Parágrafo 16o Dar licença ás pessoas, que quizerem ir negociar nas Aldêas novamente creadas, com estabelecimento ou fixo, ou volante; e retiral-a, quando o julgar conveniente. Quanto ás que já estão estabelecidas, examinará quaes as que estão nas circunmstancias de precisarem desta protecção; e as declarará sujeitas a esta diposição, com dependencia da Approvação Imperial.

Parágrafo 17o Representar ao Presidente da provincia a necessidade, que possa haver, de alguma força Militar, que proteja as Aldêas, a qual poderá ter hum Regulamento especial.

Parágrafo 18o Propor á Assembléa Provincial a creação de Escolas de primeiras Letras para os lugares, onde não baste o Missionario para este ensino.

Parágrafo 19o Empregar todos os meios licitos, brandos, e suaves, para attrahir Indios ás Aldêas; e promover casamentos entre os mesmos, entre elles, e pessoas de outra raça.

Parágrafo 20o Esmerar-se em que lhes sejão explicadas as maximas da Religião Catholica, e ensinada a doutrina Christã, sem que se empregue nunca a força, e violencia; e em que não sejão os pais violentados a fazer baptisar seus filhos, convindo attrahil-os á Religião por meios brandos, e suasorios.

Parágrafo 21o Cuidar na introducção da Vaccina nas Aldêas, e facilitar-lhes todos os socorros nas epidemias.

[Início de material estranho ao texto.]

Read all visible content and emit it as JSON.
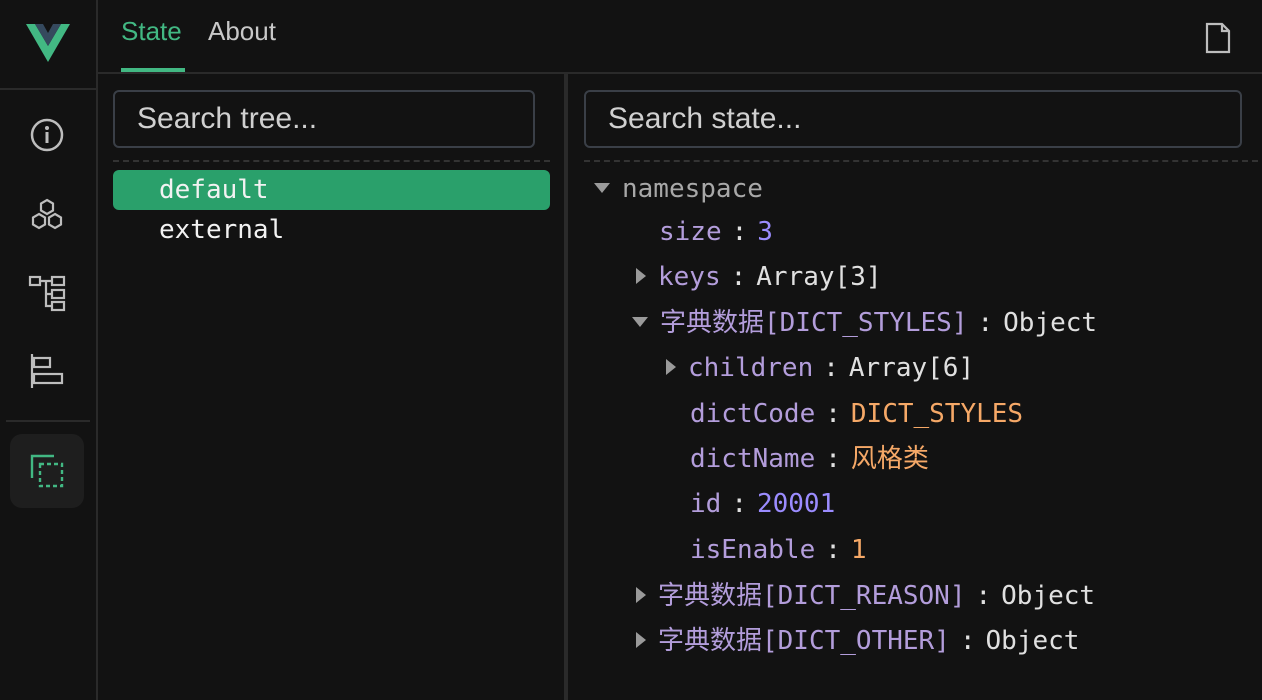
{
  "tabs": [
    {
      "label": "State",
      "active": true
    },
    {
      "label": "About",
      "active": false
    }
  ],
  "sidebar": {
    "icons": [
      "vue-logo-icon",
      "info-icon",
      "components-icon",
      "tree-icon",
      "timeline-icon",
      "pinia-icon"
    ],
    "active": "pinia-icon"
  },
  "tree_search": {
    "placeholder": "Search tree..."
  },
  "state_search": {
    "placeholder": "Search state..."
  },
  "tree_items": [
    {
      "label": "default",
      "selected": true
    },
    {
      "label": "external",
      "selected": false
    }
  ],
  "state": {
    "namespace": "namespace",
    "size_key": "size",
    "size_val": "3",
    "keys_key": "keys",
    "keys_val": "Array[3]",
    "styles_key": "字典数据[DICT_STYLES]",
    "styles_val": "Object",
    "children_key": "children",
    "children_val": "Array[6]",
    "dictCode_key": "dictCode",
    "dictCode_val": "DICT_STYLES",
    "dictName_key": "dictName",
    "dictName_val": "风格类",
    "id_key": "id",
    "id_val": "20001",
    "isEnable_key": "isEnable",
    "isEnable_val": "1",
    "reason_key": "字典数据[DICT_REASON]",
    "reason_val": "Object",
    "other_key": "字典数据[DICT_OTHER]",
    "other_val": "Object"
  },
  "colors": {
    "accent": "#42b883",
    "selected_bg": "#2aa06b",
    "number": "#9b8cff",
    "string": "#f5a867",
    "key": "#b39ddb"
  }
}
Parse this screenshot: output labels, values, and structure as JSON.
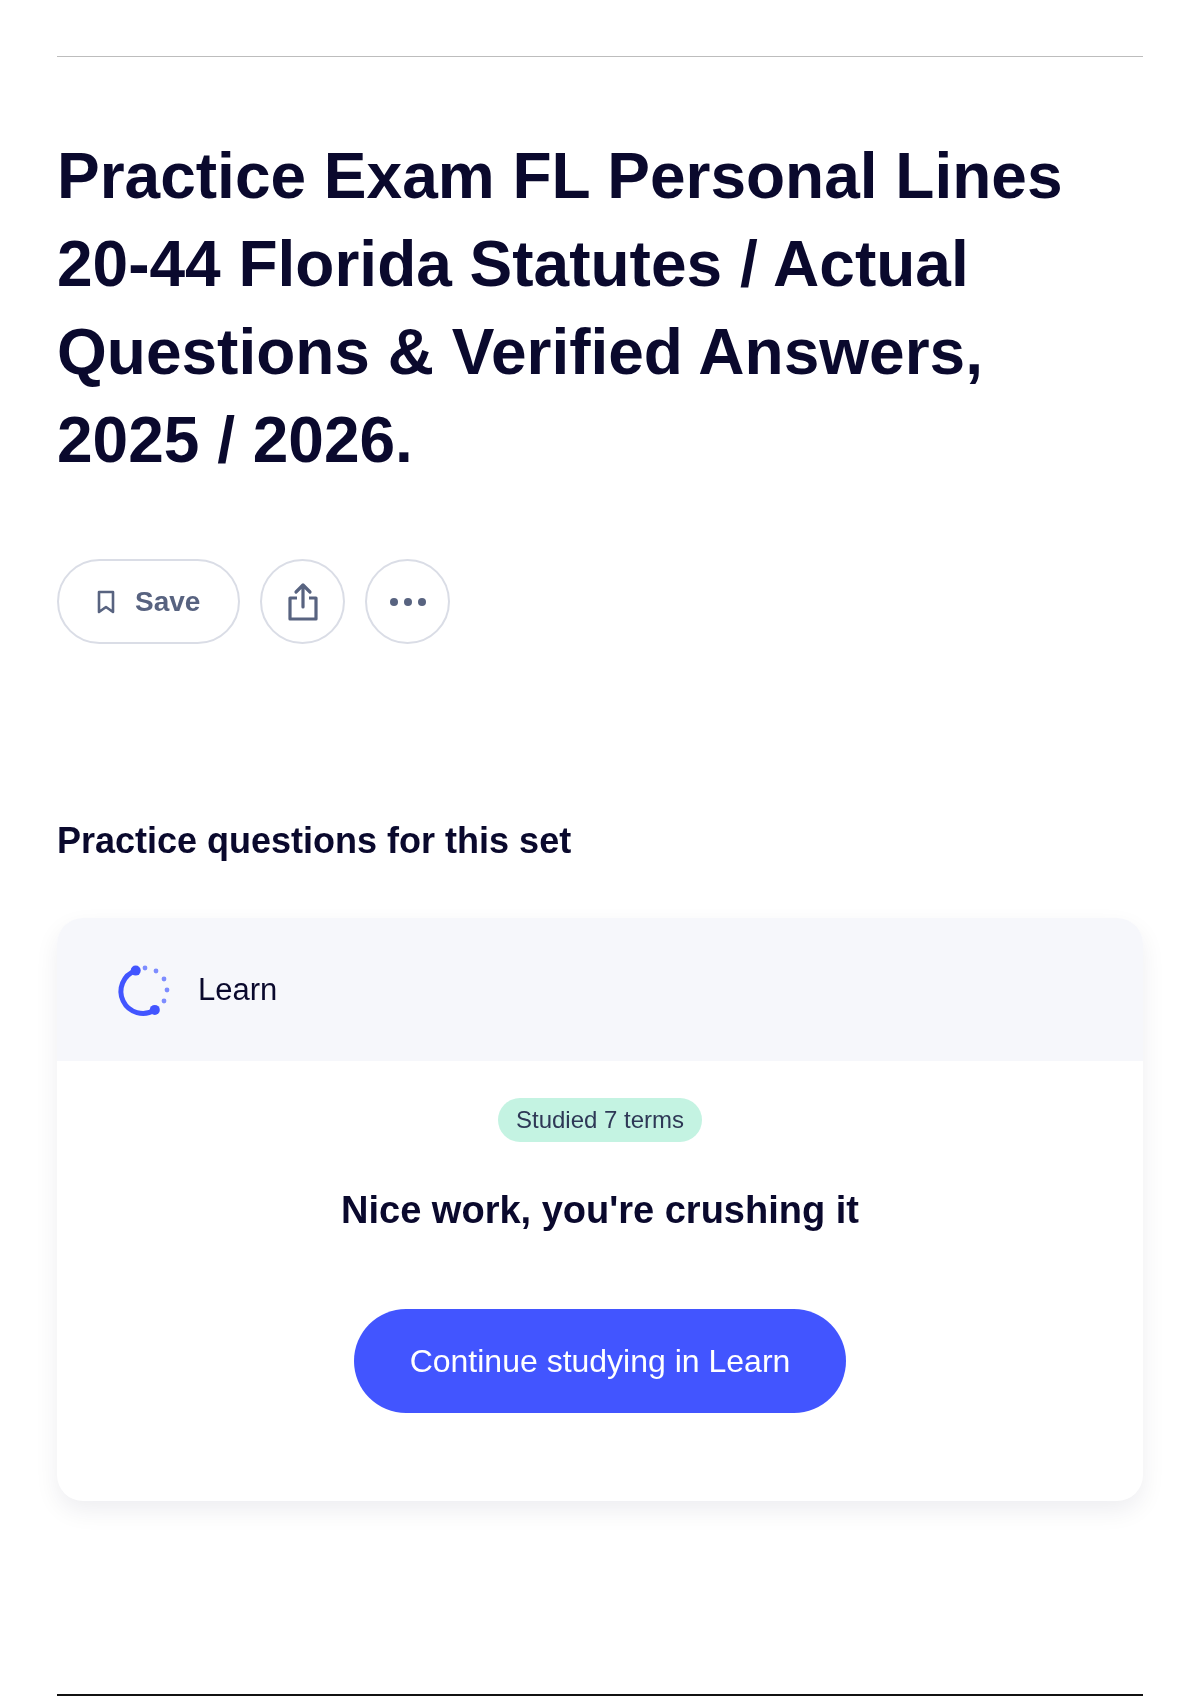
{
  "title": "Practice Exam FL Personal Lines 20-44 Florida Statutes / Actual Questions & Verified Answers, 2025 / 2026.",
  "actions": [
    {
      "kind": "save",
      "label": "Save"
    },
    {
      "kind": "share"
    },
    {
      "kind": "more"
    }
  ],
  "practice": {
    "heading": "Practice questions for this set",
    "mode": "Learn",
    "badge": "Studied 7 terms",
    "message": "Nice work, you're crushing it",
    "button": "Continue studying in Learn"
  }
}
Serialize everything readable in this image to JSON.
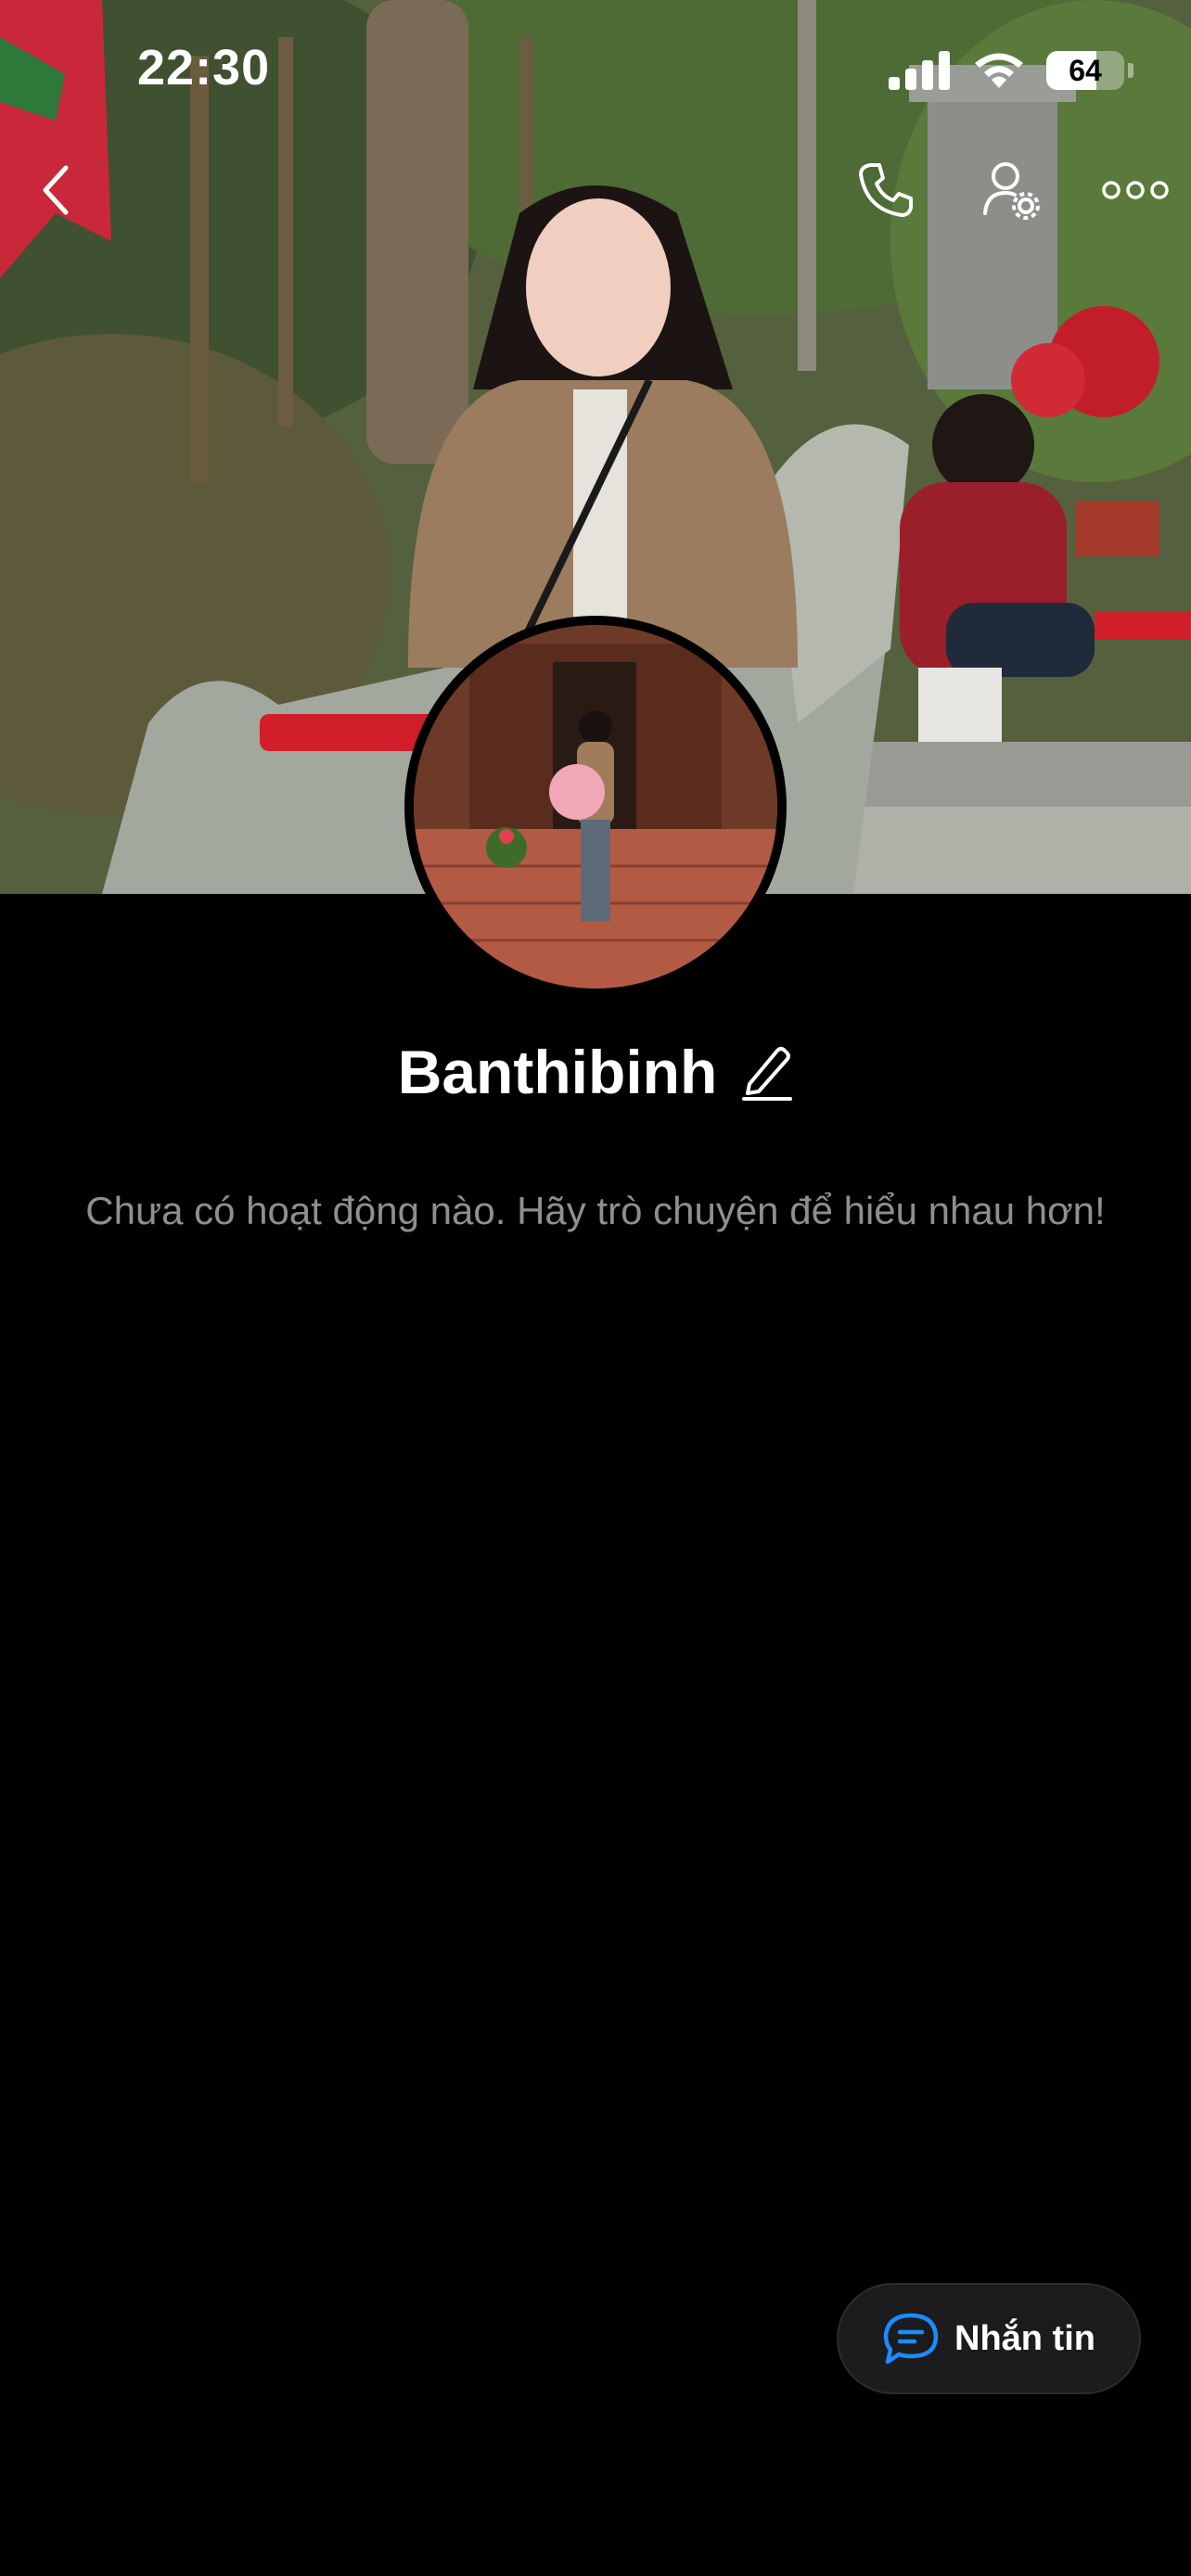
{
  "status_bar": {
    "time": "22:30",
    "battery_level": "64",
    "battery_fraction": 0.64,
    "icons": [
      "signal-icon",
      "wifi-icon",
      "battery-icon"
    ]
  },
  "nav": {
    "icons": [
      "back-chevron-icon",
      "phone-icon",
      "user-settings-icon",
      "more-dots-icon"
    ]
  },
  "profile": {
    "name": "Banthibinh",
    "empty_state": "Chưa có hoạt động nào. Hãy trò chuyện để hiểu nhau hơn!"
  },
  "actions": {
    "message_label": "Nhắn tin",
    "message_icon": "chat-bubble-icon"
  },
  "colors": {
    "background": "#000000",
    "accent_blue": "#1a8cff",
    "muted_text": "#8e8e93",
    "button_bg": "#1c1c1e"
  }
}
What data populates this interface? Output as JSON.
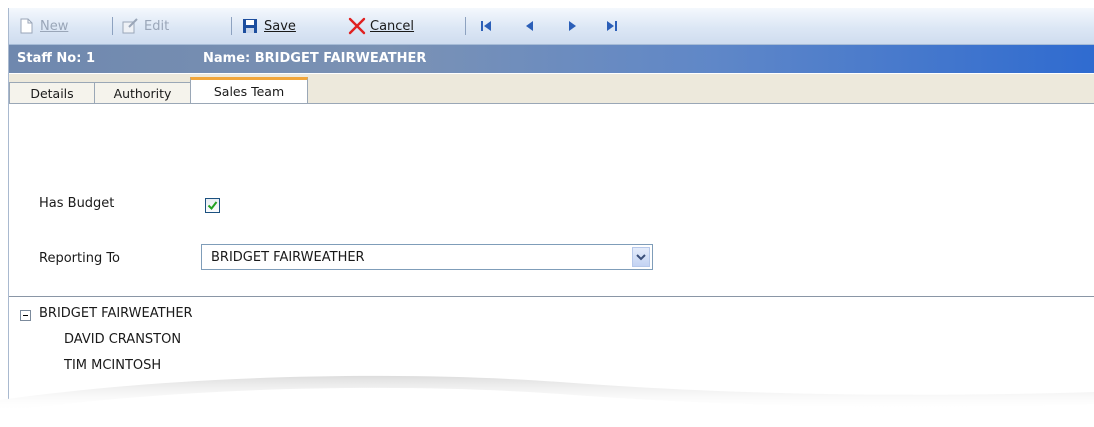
{
  "toolbar": {
    "new_label": "New",
    "edit_label": "Edit",
    "save_label": "Save",
    "cancel_label": "Cancel",
    "new_icon": "new-document-icon",
    "edit_icon": "edit-icon",
    "save_icon": "floppy-disk-icon",
    "cancel_icon": "red-x-icon",
    "nav_icons": [
      "first-record-icon",
      "previous-record-icon",
      "next-record-icon",
      "last-record-icon"
    ]
  },
  "header": {
    "staff_no": "Staff No: 1",
    "name": "Name: BRIDGET FAIRWEATHER"
  },
  "tabs": [
    {
      "label": "Details",
      "active": false
    },
    {
      "label": "Authority",
      "active": false
    },
    {
      "label": "Sales Team",
      "active": true
    }
  ],
  "form": {
    "has_budget_label": "Has Budget",
    "has_budget_checked": true,
    "reporting_to_label": "Reporting To",
    "reporting_to_value": "BRIDGET FAIRWEATHER"
  },
  "tree": {
    "root": "BRIDGET FAIRWEATHER",
    "children": [
      "DAVID CRANSTON",
      "TIM MCINTOSH"
    ]
  },
  "colors": {
    "accent_tab": "#f2a63a",
    "header_bar": "#2f6bd0",
    "cancel_red": "#e02020",
    "save_blue": "#1d4e9e"
  }
}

Parágrafo 22o Corresponder-se com os Missionarios, de quem receberá todos os esclarecimentos para a catechese, e civilisação dos Indios, providenciando no que couber em suas faculdades; e com todas as Autoridades, por quem possa ser auxiliado.

Parágrafo 23o Vigiar na segurança, e tranquilidade das Aldêas, e seus districtos, requerendo, ou constituindo procurador para requerer perante as Justiças, e requisitando das Autoridades competentes as providencias necessarias.

Parágrafo 24o Indagar se nas Aldêas, e seus districtos, morão pessoas de caracter rixoso, e de máos costumes, ou que introduzão bebidas esperituosas, ou que tenhão enganado aos Indios com lesão enorme; e fazel-as expulsar até cinco légoas fóra dos limites dos districtos.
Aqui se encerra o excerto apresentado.